Earlier this week, Axa announced it will stop investing in tobacco shares on ethical grounds because of the "tragic" human cost of the cigarette industry.
The world's largest insurer said it will sell its tobacco portfolio, valued at around €1.8bn (£1.4bn), in a move it also hopes will generate savings by resulting in fewer claims for tobacco-related diseases.
There have been growing calls across the investment industry to support ethical investing and Axa's decision has arisen from what it sees as a contradiction between delivering health insurance and supporting a health-damaging product.
But it turns out that, despite the fact people are giving up smoking in their drovse, its shares have performed surprisingly strongly over the last decade. Tobacco producers make up just five per cent of the FTSE All Share index, but have delivered high returns with low volatility, according to Hargreaves Lansdown (HL).
The chart below, from HL, shows how tobacco has outperformed the remainder of the FTSE All Share index over the past 10 years.

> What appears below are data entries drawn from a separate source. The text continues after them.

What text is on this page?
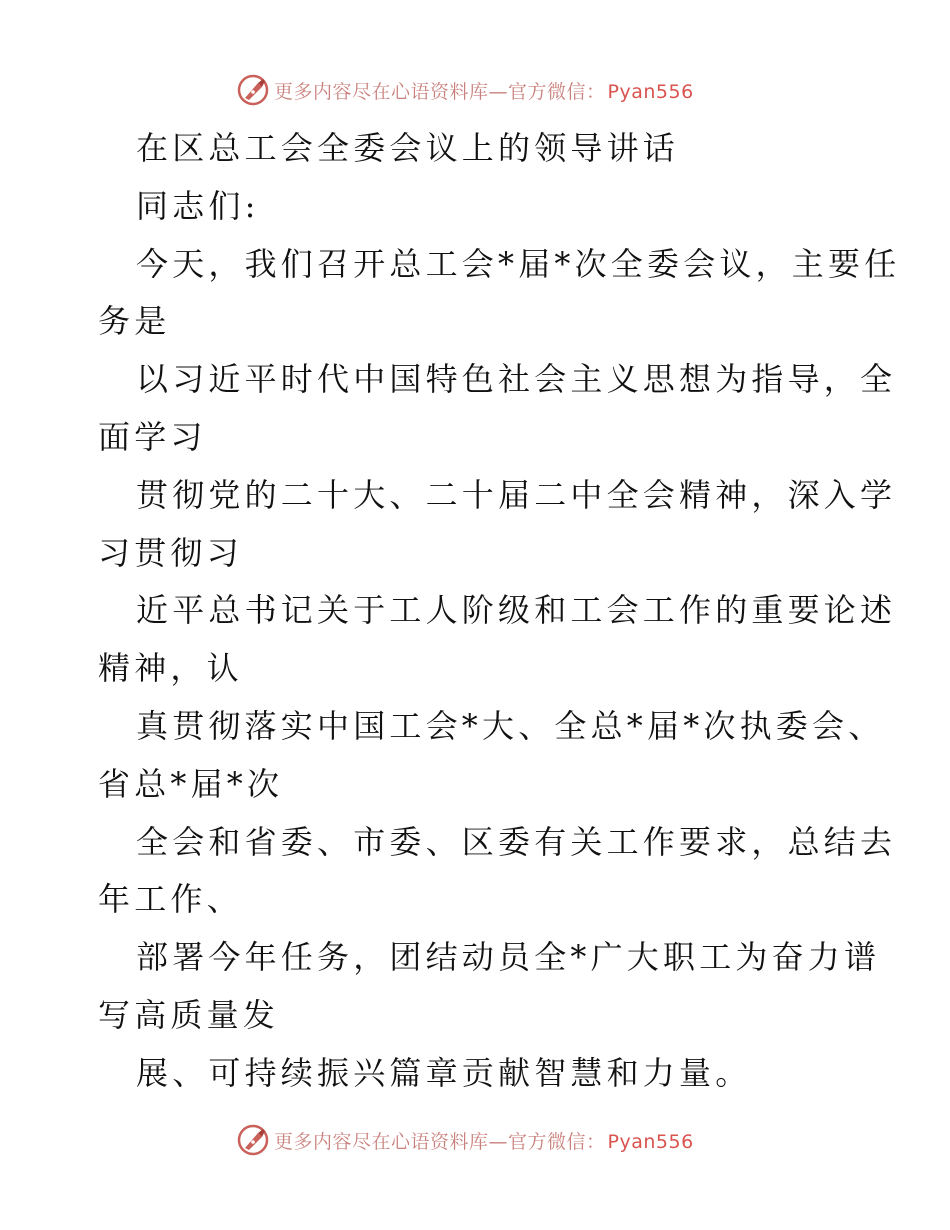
更多内容尽在心语资料库—官方微信： Pyan556
在区总工会全委会议上的领导讲话
同志们:
今天，我们召开总工会*届*次全委会议，主要任
务是
以习近平时代中国特色社会主义思想为指导，全
面学习
贯彻党的二十大、二十届二中全会精神，深入学
习贯彻习
近平总书记关于工人阶级和工会工作的重要论述
精神，认
真贯彻落实中国工会*大、全总*届*次执委会、
省总*届*次
全会和省委、市委、区委有关工作要求，总结去
年工作、
部署今年任务，团结动员全*广大职工为奋力谱
写高质量发
展、可持续振兴篇章贡献智慧和力量。
更多内容尽在心语资料库—官方微信： Pyan556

Laird, the company's passive investment manager and senior investment analyst, said:
Axa believes investing in tobacco assets is a contradiction for a major health insurer. Ethics is a personal subject and each investor will approach it differently – one person’s renewable wind energy is another’s blot on the landscape.

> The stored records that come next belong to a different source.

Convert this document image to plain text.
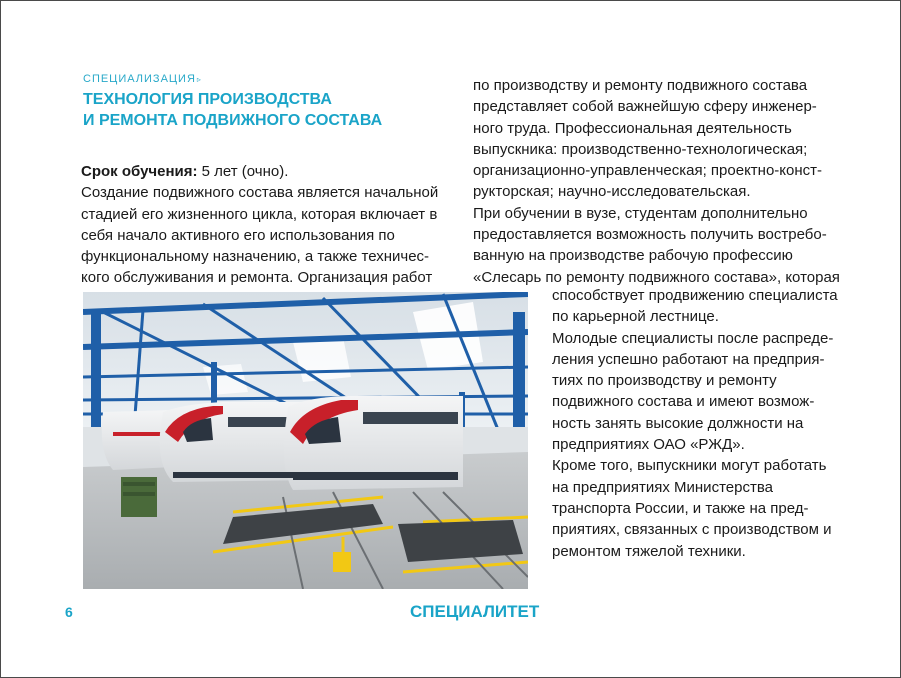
СПЕЦИАЛИЗАЦИЯ▹
ТЕХНОЛОГИЯ ПРОИЗВОДСТВА
И РЕМОНТА ПОДВИЖНОГО СОСТАВА
Срок обучения: 5 лет (очно).
Создание подвижного состава является начальной
стадией его жизненного цикла, которая включает в
себя начало активного его использования по
функциональному назначению, а также техничес-
кого обслуживания и ремонта. Организация работ
по производству и ремонту подвижного состава
представляет собой важнейшую сферу инженер-
ного труда. Профессиональная деятельность
выпускника: производственно-технологическая;
организационно-управленческая; проектно-конст-
рукторская; научно-исследовательская.
При обучении в вузе, студентам дополнительно
предоставляется возможность получить востребо-
ванную на производстве рабочую профессию
«Слесарь по ремонту подвижного состава», которая
способствует продвижению специалиста
по карьерной лестнице.
Молодые специалисты после распреде-
ления успешно работают на предприя-
тиях по производству и ремонту
подвижного состава и имеют возмож-
ность занять высокие должности на
предприятиях ОАО «РЖД».
Кроме того, выпускники могут работать
на предприятиях Министерства
транспорта России, и также на пред-
приятиях, связанных с производством и
ремонтом тяжелой техники.
6	СПЕЦИАЛИТЕТ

In addition to momentum in ethical private investments, regulation on the tobacco industry has ratcheted up in both the UK and Europe in recent weeks.
Last Thursday, big tobacco firms lost a High Court challenge against new plain packaging rules that were implemented on Friday.
To comply with the European Union's Tobacco Products Directive, which also came into force on Friday, health warnings now also cover 65 per cent of the front and back of packets.